Welcome to Auto-Surprise’s documentation!¶
Auto-Surprise is an easy-to-use python AutoRecommenderSystem (AutoRecSys) library. It automates algorithm selection and hyperparameter tuning to build an optimized recommendation model. It uses the popular scikit library Surprise for recommender algorithms and Hyperopt for hyperparameter tuning.
Unfortunately, currently only linux systems are supported, but you can use WSL in windows as well.
To get started with Auto-Surprise, check out the Quick Start guide. If you have any issues or doubts, head over to the Github repository
Quick Start¶
Installing¶
You will require Python >=3.6 and a linux based OS. With pip, installing Auto-Surprise is as easy as
pip install auto-surprise
Thats it. You are ready to get started
Quick Example¶
Here’s a quick example of using Auto-Surprise to determine the best algorithm and hyperparameters for the Movielens 100k dataset.
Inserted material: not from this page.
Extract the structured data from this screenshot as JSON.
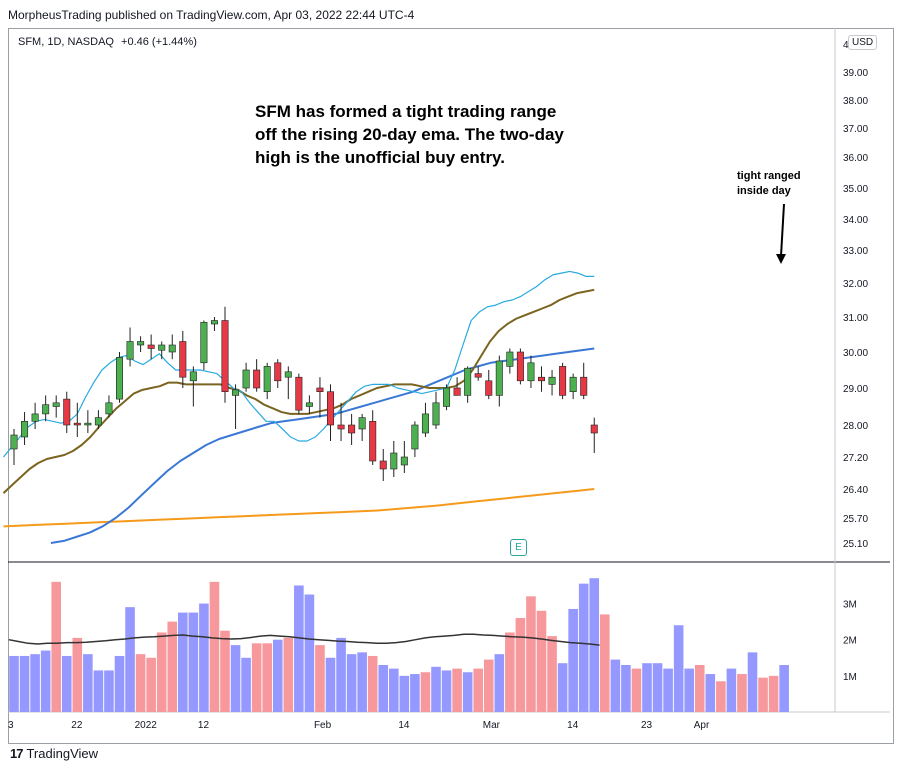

# Import required libraries
from surprise import Dataset
from auto_surprise.engine import Engine
# Load the dataset
data = Dataset.load_builtin('ml-100k')
# Intitialize auto surprise engine
engine = Engine(debug=False)
# Start the trainer
best_algo, best_params, best_score, tasks = engine.train(
data=data,
target_metric='test_rmse',
cpu_time_limit=60 * 60, # Run for 1 hour
max_evals=100
)
Thats it, after about 1 hour you should have the best algorithm along with the best parameters. To learn more, continue with the Manual
Manual¶
Here, we will cover in more detail the usage for Auto-Surprise. We will start with an example, and go through each section
import hyperopt
from surprise import Reader, Dataset
from auto_surprise.engine import Engine
# Load the movielens dataset
file_path = os.path.expanduser('./ml-100k/u.data')
reader = Reader(line_format='user item rating timestamp', sep='\t', rating_scale=(1, 5))
data = Dataset.load_from_file(file_path, reader=reader)
# Intitialize auto surprise engine
engine = Engine(debug=True)
# Start the trainer
best_algo, best_params, best_score, tasks = engine.train(
data=data,
target_metric='test_rmse',
cpu_time_limit=60*60*2,
max_evals=100,
hpo_algo=hyperopt.tpe.suggest
)
# Build the model using the best algorithm and hyperparameters
best_model = engine.build_model(best_algo, best_params)
Loading the dataset¶
Auto-Surprise requires your dataset to be an instance of surprise.dataset.DatasetAutoFolds. You can learn more about this by reading the Surprise Dataset Docs
Initializing Auto-Surprise Engine¶
Engine is the main class for Auto-Surprise. You will need to initialize it once before you start using it.
engine = Engine(debug=True)
Currently only the parameter available is debug, which will raise any caught exceptions instead of trying to continue the process
Starting the Optimization process¶
To start the optimization method, you can use the train method of Engine. This will return the best algorithm, hyperparameters, best score, and tasks completed.
best_algo, best_params, best_score, tasks = engine.train(
data=data,
target_metric='test_rmse',
cpu_time_limit=60*60*2,
max_evals=100,
hpo_algo=hyperopt.tpe.suggest
)
There are a few parameters you can use.
data : The data as an instance of surprise.dataset.DatasetAutoFolds.
target_metric : The metric we seek to minimize. Available options are test_rmse and test_mae.
cpu_time_limit : The time limit we want to train. This is in seconds. For datasets like Movielens 100k, 1-2 hours is sufficient. But you may want to increase this based on the size of your dataset
max_evals: The maximum number of evaluations each algorithm gets for hyper parameter optimization.
hpo_algo: Auto-Surprise uses Hyperopt for hyperparameter tuning. By default, it’s set to use TPE, but you can change this to any algorithm supported by hyperopt, such as Adaptive TPE or Random search.
Building the best Model¶
You can use the best alogithm and best hypermaters you got from the train method to build a model.
best_model = engine.build_model(best_algo, best_params)
You can pickle this model to save it and use it elsewhere.